The chattering classes at The Washington Post and The New York Times are aghast -- aghast! -- that Sarah Palin can't name another Supreme Court decision with which she disagrees.

Puhleeze.  Neither can any normal American, i.e., one that is neither a lawyer nor a political junkie.  Once again, the MSM is showing the distance between what it considers to be the sine qua non of politics, and what normal people believe matters in an elected leader (i.e., her common sense and judgment).  My bet is that this will sway the electorate . . . not one bit.

As for Governor Palin's statement that she believes in a right to privacy but not in Roe, well, that's not logically inconsistent.   One can theoretically believe in an implied right to privacy in the Constitution for some purposes (e.g., safeguarding one's own bodily integrity, manifested in the right to purchase birth control and the like) without believing that "privacy" extends so far as to confer the right to kill another unborn human being during certain specified parts of pregnancy.  (Indeed, the Roe Court obviously believed there were limits to the application of the privacy right in the abortion context itself; otherwise, it wouldn't have outright prohibited abortion in the last three months of pregnancy).

All the MSM dismay about Governor Palin's supposed ignorance springs, in large part, from the fact that Sarah Palin is, in many way, the antithesis of their darling,  Barack Obama.  He is a man of talk, she is a woman of action.  He can reel off facts and figures with the ease of an Ivy League professor -- it's not his glibness that alarms, it's his instincts and his judgment (the kind that would find moral equivalence between Georgia and Russia, or deem Rev. Wright's virulently anti-American sermons to be A-OK). 

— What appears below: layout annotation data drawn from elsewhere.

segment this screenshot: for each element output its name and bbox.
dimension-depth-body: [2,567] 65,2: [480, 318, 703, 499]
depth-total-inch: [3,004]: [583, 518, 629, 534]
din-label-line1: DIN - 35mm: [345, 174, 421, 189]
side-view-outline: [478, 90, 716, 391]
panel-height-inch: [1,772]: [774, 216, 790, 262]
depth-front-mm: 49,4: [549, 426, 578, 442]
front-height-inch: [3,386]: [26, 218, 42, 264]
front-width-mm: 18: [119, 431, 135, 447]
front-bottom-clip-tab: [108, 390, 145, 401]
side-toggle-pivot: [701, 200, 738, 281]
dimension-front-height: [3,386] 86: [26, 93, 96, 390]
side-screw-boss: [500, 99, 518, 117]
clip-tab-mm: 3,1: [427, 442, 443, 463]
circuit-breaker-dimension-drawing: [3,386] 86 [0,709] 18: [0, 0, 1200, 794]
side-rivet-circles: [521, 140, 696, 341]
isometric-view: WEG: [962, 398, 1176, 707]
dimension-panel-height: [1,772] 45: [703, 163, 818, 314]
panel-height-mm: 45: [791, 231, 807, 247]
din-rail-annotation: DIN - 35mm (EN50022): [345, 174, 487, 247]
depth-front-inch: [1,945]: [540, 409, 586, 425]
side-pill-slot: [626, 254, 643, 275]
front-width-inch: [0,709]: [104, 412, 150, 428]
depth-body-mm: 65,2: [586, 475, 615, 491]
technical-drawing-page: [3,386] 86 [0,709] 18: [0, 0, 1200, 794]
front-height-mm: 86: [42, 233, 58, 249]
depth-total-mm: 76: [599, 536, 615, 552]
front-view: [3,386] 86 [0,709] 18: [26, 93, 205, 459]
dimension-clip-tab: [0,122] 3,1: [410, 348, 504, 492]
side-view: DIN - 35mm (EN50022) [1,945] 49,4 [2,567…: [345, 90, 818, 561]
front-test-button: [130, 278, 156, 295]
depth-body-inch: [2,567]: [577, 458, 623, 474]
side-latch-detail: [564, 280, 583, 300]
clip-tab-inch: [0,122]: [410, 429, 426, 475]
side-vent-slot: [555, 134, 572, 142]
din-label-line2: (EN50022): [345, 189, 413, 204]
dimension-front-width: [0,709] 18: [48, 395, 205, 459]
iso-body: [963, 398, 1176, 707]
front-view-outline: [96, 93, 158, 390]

Given her experience as a Governor of Alaska, she isn't necessarily going to be prepared to pontificate on all matters great and small, a la Obama.  But she has good values, good instincts and solid life experience. 

William Buckley once said he'd rather be governed by the first 100 people in the Boston phone book than by the faculty of Harvard University.  Similarly, I'd feel more secure being governed by President Sarah Palin (if the unspeakable happened) than President Barack Obama.